Wednesday, September 17, 2014

TWISTED REHEARSAL DIARY # 2

Ballet Met Guys Dancing
Yesterday was my first rehearsal for Twisted.

The first thing you notice is that everyone in this show is nineteen and buff.
I hope to God the costume department at Ballet Met has a full set of spanx or man girdles handy
I expect they'll have to order out for some of us whose best dancing years were in the Carter administration.


Edwaard Liang in rehearsal
I was one of those people who said Huh? when the idea of Twisted was first explained to me. Silently I was railing. These people are negating the stories of the operas and the wishes of the composers. What is this ignoring the story just because skinny pretty people can skip around. And what about the Columbus symphony? Are they just the back up band.

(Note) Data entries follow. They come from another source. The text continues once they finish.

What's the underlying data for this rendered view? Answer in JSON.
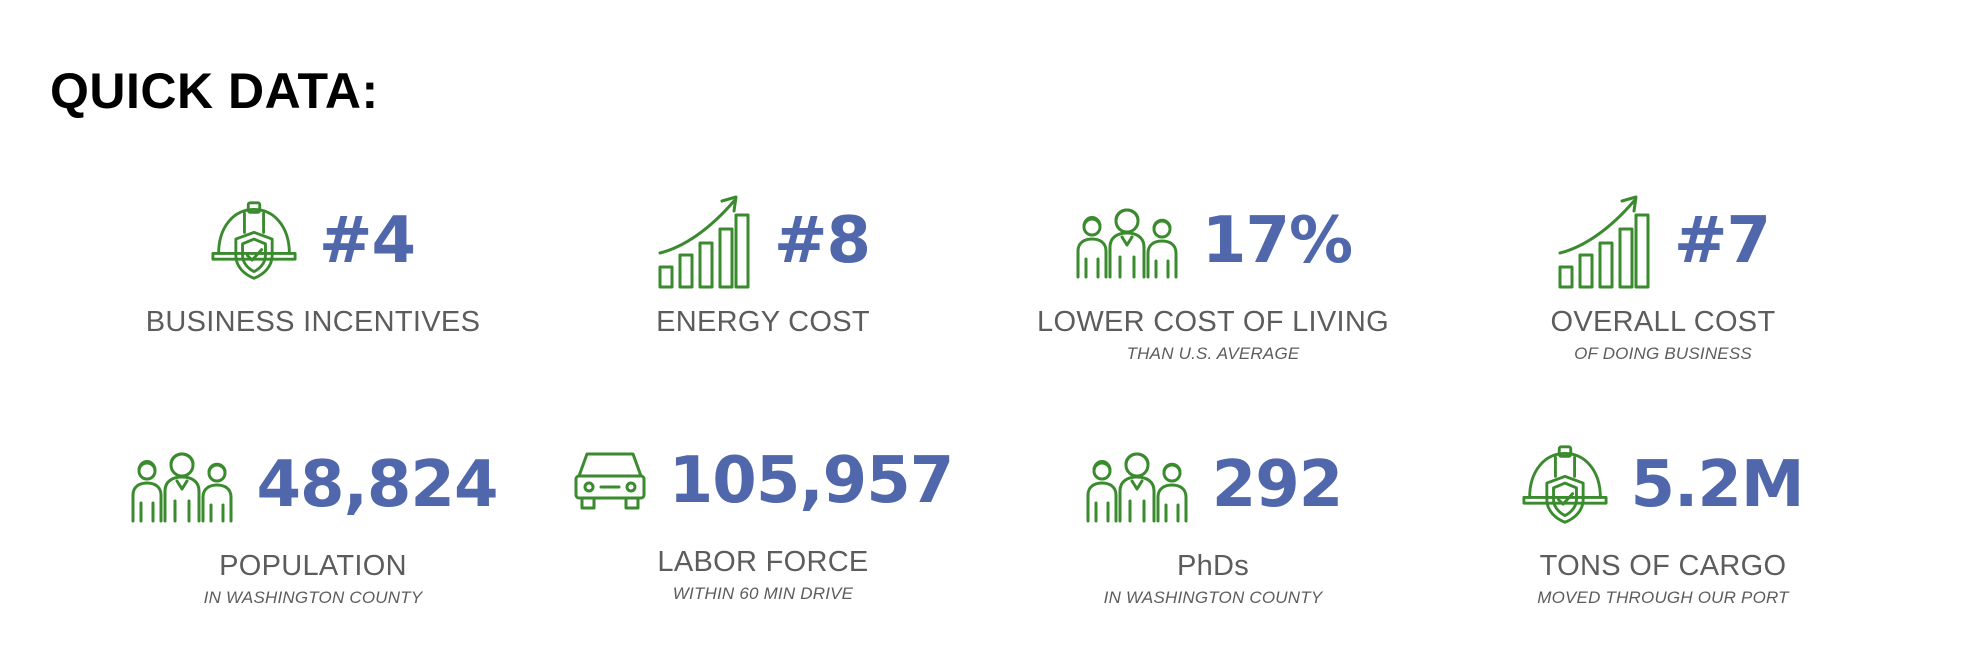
{
  "title": "QUICK DATA:",
  "stats": [
    {
      "icon": "helmet-shield-icon",
      "value": "#4",
      "label": "BUSINESS INCENTIVES",
      "sub": ""
    },
    {
      "icon": "growth-chart-icon",
      "value": "#8",
      "label": "ENERGY COST",
      "sub": ""
    },
    {
      "icon": "people-icon",
      "value": "17%",
      "label": "LOWER COST OF LIVING",
      "sub": "THAN U.S. AVERAGE"
    },
    {
      "icon": "growth-chart-icon",
      "value": "#7",
      "label": "OVERALL COST",
      "sub": "OF DOING BUSINESS"
    },
    {
      "icon": "people-icon",
      "value": "48,824",
      "label": "POPULATION",
      "sub": "IN WASHINGTON COUNTY"
    },
    {
      "icon": "car-icon",
      "value": "105,957",
      "label": "LABOR FORCE",
      "sub": "WITHIN 60 MIN DRIVE"
    },
    {
      "icon": "people-icon",
      "value": "292",
      "label": "PhDs",
      "sub": "IN WASHINGTON COUNTY"
    },
    {
      "icon": "helmet-shield-icon",
      "value": "5.2M",
      "label": "TONS OF CARGO",
      "sub": "MOVED THROUGH OUR PORT"
    }
  ],
  "colors": {
    "accent": "#5067ac",
    "icon": "#3a8a2e",
    "label": "#5c5c5c"
  }
}
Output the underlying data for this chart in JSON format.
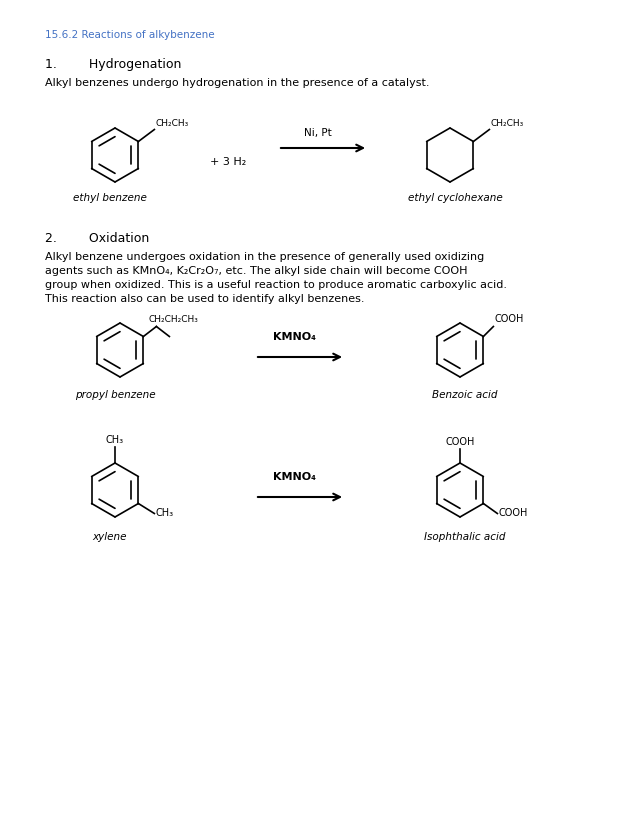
{
  "title": "15.6.2 Reactions of alkybenzene",
  "title_color": "#4472C4",
  "bg_color": "#ffffff",
  "section1_header": "1.        Hydrogenation",
  "section1_text": "Alkyl benzenes undergo hydrogenation in the presence of a catalyst.",
  "section2_header": "2.        Oxidation",
  "section2_text_line1": "Alkyl benzene undergoes oxidation in the presence of generally used oxidizing",
  "section2_text_line2": "agents such as KMnO₄, K₂Cr₂O₇, etc. The alkyl side chain will become COOH",
  "section2_text_line3": "group when oxidized. This is a useful reaction to produce aromatic carboxylic acid.",
  "section2_text_line4": "This reaction also can be used to identify alkyl benzenes.",
  "label_ethylbenzene": "ethyl benzene",
  "label_ethylcyclohexane": "ethyl cyclohexane",
  "label_propylbenzene": "propyl benzene",
  "label_benzoicacid": "Benzoic acid",
  "label_xylene": "xylene",
  "label_isophthalicacid": "Isophthalic acid",
  "reagent_ni_pt": "Ni, Pt",
  "reagent_h2": "+ 3 H₂",
  "reagent_kmno4": "KMNO₄"
}
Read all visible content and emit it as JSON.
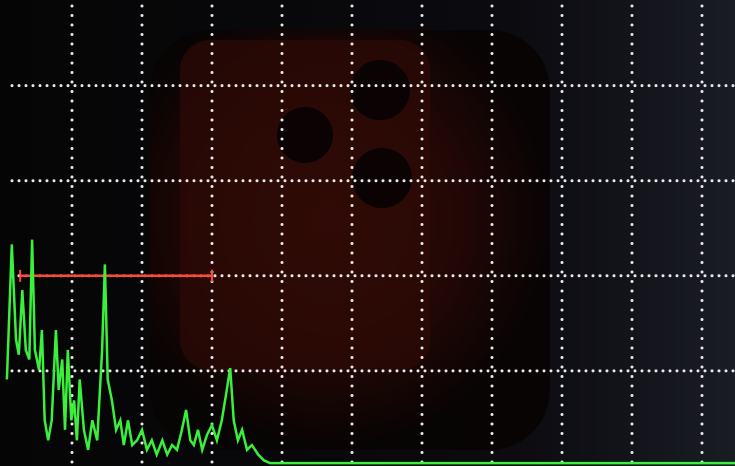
{
  "chart_data": {
    "type": "line",
    "grid": true,
    "xlim": [
      0,
      10.5
    ],
    "ylim": [
      0,
      4.9
    ],
    "xticks": [
      1,
      2,
      3,
      4,
      5,
      6,
      7,
      8,
      9,
      10
    ],
    "yticks": [
      1,
      2,
      3,
      4
    ],
    "grid_color": "#e8e8e8",
    "x": [
      0.07,
      0.14,
      0.2,
      0.24,
      0.29,
      0.34,
      0.39,
      0.43,
      0.47,
      0.53,
      0.57,
      0.61,
      0.66,
      0.71,
      0.77,
      0.81,
      0.86,
      0.9,
      0.94,
      0.99,
      1.03,
      1.07,
      1.11,
      1.17,
      1.23,
      1.29,
      1.36,
      1.43,
      1.47,
      1.51,
      1.57,
      1.63,
      1.69,
      1.74,
      1.8,
      1.86,
      1.93,
      2,
      2.07,
      2.14,
      2.21,
      2.29,
      2.36,
      2.43,
      2.5,
      2.57,
      2.63,
      2.69,
      2.74,
      2.8,
      2.86,
      2.93,
      3,
      3.07,
      3.14,
      3.2,
      3.26,
      3.31,
      3.37,
      3.43,
      3.5,
      3.57,
      3.66,
      3.74,
      3.83,
      10.5
    ],
    "series": [
      {
        "color": "#39f03a",
        "values": [
          0.91,
          2.33,
          1.33,
          1.17,
          1.85,
          1.22,
          1.12,
          2.38,
          1.22,
          1.01,
          1.43,
          0.48,
          0.27,
          0.48,
          1.43,
          0.8,
          1.12,
          0.38,
          1.22,
          0.48,
          0.69,
          0.27,
          0.91,
          0.38,
          0.17,
          0.48,
          0.27,
          1.22,
          2.12,
          0.91,
          0.69,
          0.38,
          0.48,
          0.22,
          0.48,
          0.22,
          0.27,
          0.38,
          0.17,
          0.27,
          0.12,
          0.27,
          0.12,
          0.22,
          0.17,
          0.38,
          0.59,
          0.27,
          0.22,
          0.38,
          0.17,
          0.33,
          0.43,
          0.27,
          0.48,
          0.75,
          1.03,
          0.48,
          0.27,
          0.38,
          0.17,
          0.22,
          0.12,
          0.06,
          0.03,
          0.03
        ]
      }
    ],
    "gate": {
      "start": 0.26,
      "end": 3.0,
      "level": 2.0,
      "color": "#ff4a3a"
    }
  }
}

No no and no. Stagecraft is the only area in my life where I am conservative. I'm learning a lot from this rehearsal process. All composers have the flexibility built in form their talent so there music and words and dramaturgy can be adapted, or not.

The trio from Mozart's Cosi fan tutte is so sublime, what's to ad? A swing, dancers and singers and the image of a Fragonard painting. Beauty added on beauty. Beautiful it certainly is, and Mozart front and center. Everything I've seen so far enhances the CSO and the music by Mozart, Puccini, Delibes, etc. The ballerinas are Mozart, lovely like flowers.



I spent time yesterday working on the bit leading up to Don Giovanni;'s Serenade as he invites a lovely to come to the window. Deh, vieni al la finestra. You listen to this music and you remember that Mozart was known to pinch his sopranos on the fanny during rehearsals.



I learned as a stage director that when else fails, get a hunky tenor to go out into the house, find an old lady and sit in her lap and sing his big aria. Never fails. We'll be selecting a lady from the audience to come on stage to be seduced. I even get to say, "Not you sir! Put your hand down!"

Then the finale to Mefistofele was rehearsed by Edwaard Liang, with  what looked like the full corps. And the singers. The music is apocalyptic. The angles wrestling Satan to the floor and winning:

From the eternal music of the spheres, in cerulean space immersed/emanates a paean to love supreme, that rises to the thee, through great and sweet harmony. Hail! Hail!



Edwaard Liang's choreography is sexy and reflects a very human chaos, movement and stillness, touching and not touching-the uncertainty of salvation delighting the bodies of the dancers. Remember there will be a large orchestra in the sections on stage and the splendid 100 voice Columbus Symphony Chorus.